By Swati Bhat and Nupur Anand
MUMBAI (Reuters) -The Reserve Bank of India’s key interest rate was raised by 50 basis points on Wednesday as widely expected, in the second hike in as many months, in a bid to cool persistently high inflation.
The monetary policy committee (MPC) raised the key lending rate or the repo rate by 50 basis points (bps) to 4.90%.
The Standing Deposit Facility rate and the Marginal Standing Facility Rate were adjusted higher by the same quantum to 4.65% and 5.15%, respectively.
RBI Governor Shaktikanta Das had said a June 8 move was a “no brainer”. But analysts polled by Reuters had been divided over how much it would hike, with forecasts ranging between 25 and 75 bps.
Wednesday’s increase follows a 40-bps rise in early May at an unscheduled meeting that kicked off the central bank’s tightening cycle, which economists expect to be relatively short.
“Upside risks to inflation as highlighted in last policy meetings have materialized earlier than expected,” Das said after the policy decision.
He said inflation will likely remain above the RBI’s upper tolerance band in the first three quarters of the financial year that started on April 1.

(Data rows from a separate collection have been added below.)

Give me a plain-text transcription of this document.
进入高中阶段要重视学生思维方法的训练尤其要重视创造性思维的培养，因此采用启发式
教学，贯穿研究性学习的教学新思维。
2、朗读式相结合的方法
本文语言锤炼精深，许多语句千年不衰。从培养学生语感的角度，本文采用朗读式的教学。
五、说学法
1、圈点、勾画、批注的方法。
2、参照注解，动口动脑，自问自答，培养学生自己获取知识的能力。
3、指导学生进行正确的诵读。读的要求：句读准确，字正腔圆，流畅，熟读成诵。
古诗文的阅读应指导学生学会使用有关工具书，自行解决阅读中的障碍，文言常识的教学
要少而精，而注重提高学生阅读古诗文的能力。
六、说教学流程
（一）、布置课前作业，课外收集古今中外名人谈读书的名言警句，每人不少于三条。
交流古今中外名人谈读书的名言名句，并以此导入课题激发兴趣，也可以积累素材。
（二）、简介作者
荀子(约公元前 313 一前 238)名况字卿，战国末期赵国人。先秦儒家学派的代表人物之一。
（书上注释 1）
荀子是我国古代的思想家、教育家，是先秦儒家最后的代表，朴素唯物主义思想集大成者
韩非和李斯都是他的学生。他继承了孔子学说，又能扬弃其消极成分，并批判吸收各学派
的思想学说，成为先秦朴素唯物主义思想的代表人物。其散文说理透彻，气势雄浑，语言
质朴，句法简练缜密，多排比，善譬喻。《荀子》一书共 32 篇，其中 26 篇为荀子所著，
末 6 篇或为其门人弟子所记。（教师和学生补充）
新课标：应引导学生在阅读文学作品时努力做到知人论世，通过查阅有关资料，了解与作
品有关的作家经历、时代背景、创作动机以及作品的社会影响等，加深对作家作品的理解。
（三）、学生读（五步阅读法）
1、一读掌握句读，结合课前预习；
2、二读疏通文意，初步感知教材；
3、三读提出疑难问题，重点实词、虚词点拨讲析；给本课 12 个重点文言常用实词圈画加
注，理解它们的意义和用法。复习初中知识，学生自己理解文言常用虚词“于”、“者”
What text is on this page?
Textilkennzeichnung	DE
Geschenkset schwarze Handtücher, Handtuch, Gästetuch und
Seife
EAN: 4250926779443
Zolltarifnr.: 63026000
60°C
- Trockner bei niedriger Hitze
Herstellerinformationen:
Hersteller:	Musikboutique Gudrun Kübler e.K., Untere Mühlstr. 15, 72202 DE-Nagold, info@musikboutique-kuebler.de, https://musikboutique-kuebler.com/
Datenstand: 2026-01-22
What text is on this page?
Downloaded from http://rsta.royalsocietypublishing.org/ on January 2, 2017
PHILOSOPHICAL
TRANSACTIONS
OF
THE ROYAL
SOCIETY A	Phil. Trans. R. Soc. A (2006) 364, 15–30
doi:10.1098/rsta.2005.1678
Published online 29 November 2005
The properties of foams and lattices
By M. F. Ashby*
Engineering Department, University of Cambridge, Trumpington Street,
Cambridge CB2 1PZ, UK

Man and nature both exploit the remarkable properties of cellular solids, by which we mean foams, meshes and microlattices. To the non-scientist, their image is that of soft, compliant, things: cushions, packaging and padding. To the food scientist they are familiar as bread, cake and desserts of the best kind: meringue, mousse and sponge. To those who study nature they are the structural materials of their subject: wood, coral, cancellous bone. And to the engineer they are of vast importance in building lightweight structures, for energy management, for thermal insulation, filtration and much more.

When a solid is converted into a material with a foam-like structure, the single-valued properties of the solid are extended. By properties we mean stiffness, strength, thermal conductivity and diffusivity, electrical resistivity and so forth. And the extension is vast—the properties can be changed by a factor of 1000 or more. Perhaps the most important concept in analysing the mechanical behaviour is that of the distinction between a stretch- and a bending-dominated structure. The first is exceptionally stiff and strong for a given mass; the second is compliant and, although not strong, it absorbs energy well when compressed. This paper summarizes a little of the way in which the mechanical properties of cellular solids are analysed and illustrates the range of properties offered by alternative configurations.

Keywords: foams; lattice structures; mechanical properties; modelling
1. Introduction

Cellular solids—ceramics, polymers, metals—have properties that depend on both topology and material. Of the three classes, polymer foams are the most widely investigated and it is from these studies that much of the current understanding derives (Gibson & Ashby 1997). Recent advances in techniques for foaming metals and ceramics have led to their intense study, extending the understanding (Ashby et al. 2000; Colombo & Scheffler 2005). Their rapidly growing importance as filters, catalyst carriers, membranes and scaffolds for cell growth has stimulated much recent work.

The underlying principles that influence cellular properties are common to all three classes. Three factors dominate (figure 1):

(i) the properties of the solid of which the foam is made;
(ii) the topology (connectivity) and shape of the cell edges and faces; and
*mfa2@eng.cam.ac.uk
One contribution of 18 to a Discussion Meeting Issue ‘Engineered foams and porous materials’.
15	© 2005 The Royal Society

Retail inflation in April accelerated to 7.79% from a year earlier, above the RBI’s tolerance band for inflation of 2% to 6% for a fourth month in a row, and a further rise in global prices of crude oil, food and other commodities is expected to keep up the upward pressure.
The price spikes have hammered consumer spending and darkened the near-term outlook for India’s economic growth, which slowed to the lowest in a year in the first three months of 2022.
India’s central bank maintained its growth projection at 7.2% for 2022/23.
The central bank had slashed the repo rate by a total of 115 bps since March 2020 to soften the blow from the COVID-19 crisis.
India’s 10-year benchmark bond yield fell to 7.5% after the policy decision, while the rupee strengthened against the dollar to 77.69.